Так они сидели, погруженные каждый в свои думы, и память Петерсона выбирала зерна событий из мякины прожитой жизни.

Он вспомнил дни одиночества на большом корабле, и как он сначала смеялся над религией своего отца и над словами отца: «Уилл, никто не сможет пройти этот путь один».

А он рассмеялся и сказал, что он — одиночка. Но теперь, в безымянной теплоте от присутствия марсианина, он постиг истину.

Отец был прав.

Хорошо иметь друга. Особенно когда приближается Серый.

Петерсон сам удивлялся своей спокойной уверенности. Он безмятежно ждал.

Прохлада спустилась с холмов, и Претри вынес плед. Укутал исхудалые плечи старика и снова сел, подогнув все три ноги.

Они сидели в молчании, а равнину заливала темнота.

Прошло время, и Петерсон заговорил. Из тени прозвучал его голос, задумчивый и мягкий:

— Не знаю, Претри.

Ответа не было. Это был не вопрос.

— Просто не знаю… Стоило ли того все это? Годы в космосе, встреченные люди. Одиночки, которые умирали, и умирающие, которые не имели возможности остаться наедине с собой…

— Эту боль знают все народы, старик, — сказал Претри с глубоким вздохом.

— Я никогда не думал, что мне кто-нибудь нужен. Теперь знаю, Претри. Каждому кто-нибудь нужен.

— Многие понимают это слишком поздно, когда уже нет прока в этом знании. — Петерсону почти не пришлось учить марсианина-тот умел говорить по-английски, когда пришел. Еще одна загадка джилкита, но Петерсон над ней не думал. Много космонавтов и миссионеров успели побывать на Марсе.

Чужак напрягся, и его клешня тронула человека за плечо.

— Он приближается.

Дрожь ожидания охватила старика, мурашки близкого старта прошли по коже. Поднялась седая голова Петерсона, и через теплую мягкость пледа он ощутил холод. Значит, уже рядом.

— Он идет?

— Он пришел.

Они оба чуяли его, и Петерсон ощущал знание стоящего рядом джилкита. Он научился разбирать настроения чужака, как и тот привык понимать чувства землянина.

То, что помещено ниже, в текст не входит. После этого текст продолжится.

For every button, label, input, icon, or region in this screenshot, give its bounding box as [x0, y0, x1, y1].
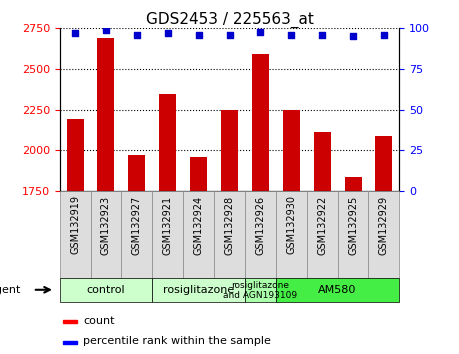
Text: GSM132922: GSM132922	[317, 195, 327, 255]
Text: GSM132924: GSM132924	[194, 195, 204, 255]
Point	[288, 32, 295, 38]
Text: GSM132925: GSM132925	[348, 195, 358, 255]
Point	[133, 32, 140, 38]
FancyBboxPatch shape	[152, 191, 183, 278]
Text: GSM132928: GSM132928	[224, 195, 235, 255]
FancyBboxPatch shape	[90, 191, 122, 278]
Bar	[375, 136, 392, 191]
FancyBboxPatch shape	[214, 191, 245, 278]
Point	[164, 30, 171, 36]
Point	[195, 32, 202, 38]
Point	[72, 30, 79, 36]
FancyBboxPatch shape	[369, 191, 399, 278]
Point	[102, 27, 110, 33]
Text: GSM132930: GSM132930	[286, 195, 296, 255]
Bar	[345, 177, 362, 191]
Bar	[63, 341, 77, 343]
Point	[380, 32, 387, 38]
Bar	[313, 132, 330, 191]
Text: GSM132929: GSM132929	[379, 195, 389, 255]
Point	[349, 34, 357, 39]
FancyBboxPatch shape	[183, 191, 214, 278]
Bar	[67, 119, 84, 191]
FancyBboxPatch shape	[152, 278, 245, 302]
FancyBboxPatch shape	[60, 191, 90, 278]
FancyBboxPatch shape	[122, 191, 152, 278]
Point	[226, 32, 233, 38]
FancyBboxPatch shape	[307, 191, 337, 278]
Bar	[129, 154, 146, 191]
Text: GSM132921: GSM132921	[163, 195, 173, 255]
Point	[257, 29, 264, 34]
Text: GSM132926: GSM132926	[255, 195, 265, 255]
FancyBboxPatch shape	[245, 191, 276, 278]
Text: percentile rank within the sample: percentile rank within the sample	[84, 336, 271, 346]
Text: GSM132923: GSM132923	[101, 195, 111, 255]
Text: rosiglitazone: rosiglitazone	[163, 285, 234, 295]
Bar	[221, 110, 238, 191]
FancyBboxPatch shape	[337, 191, 369, 278]
Bar	[252, 55, 269, 191]
FancyBboxPatch shape	[60, 278, 152, 302]
Text: control: control	[87, 285, 125, 295]
Bar	[97, 38, 114, 191]
Bar	[283, 110, 300, 191]
Bar	[190, 157, 207, 191]
Title: GDS2453 / 225563_at: GDS2453 / 225563_at	[146, 12, 313, 28]
Text: agent: agent	[0, 285, 21, 295]
Text: GSM132919: GSM132919	[70, 195, 80, 255]
FancyBboxPatch shape	[276, 278, 399, 302]
Text: AM580: AM580	[319, 285, 357, 295]
Text: rosiglitazone
and AGN193109: rosiglitazone and AGN193109	[224, 281, 297, 300]
FancyBboxPatch shape	[245, 278, 276, 302]
Text: count: count	[84, 315, 115, 326]
Bar	[159, 94, 176, 191]
FancyBboxPatch shape	[276, 191, 307, 278]
Bar	[63, 320, 77, 323]
Point	[319, 32, 326, 38]
Text: GSM132927: GSM132927	[132, 195, 142, 255]
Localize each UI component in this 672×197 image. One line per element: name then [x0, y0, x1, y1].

— Серый, — негромко позвал Петерсон, и голос мягко угас в вечернем воздухе, а лунные долины не ответили.

— Я готов, — произнес старик и протянул левую руку навстречу пожатию. Другой рукой он поставил на стол стакан с виски.

Окостенение проползло по телу, как будто кто-то взял его руку в свою. И, думая, что пора уходить, снова одинокий, он сказал:

— Прощай; друг Претри.

Но чужак не стал прощаться. Как сквозь туман, дошел до Петерсона голос джилкита:

— Мы идем вместе, друг Петерсон. Ко всем народам приходит Серый. Почему ты думал, что я уйду один? Друг нужен каждому.

— Серый, я здесь. Здесь. Я не один, Серый!

Странно, но Петерсон каким-то образом знал, что джилкит протянул клешню и что ее приняли.

Слепые глаза закрылись.

Тишина длилась долго, а потом осмелели сверчки и запели еще громче, а на веранде перед хижиной воцарились молчание и мир.

Ночь спустилась на опустелые земли. Ночь, но не тьма.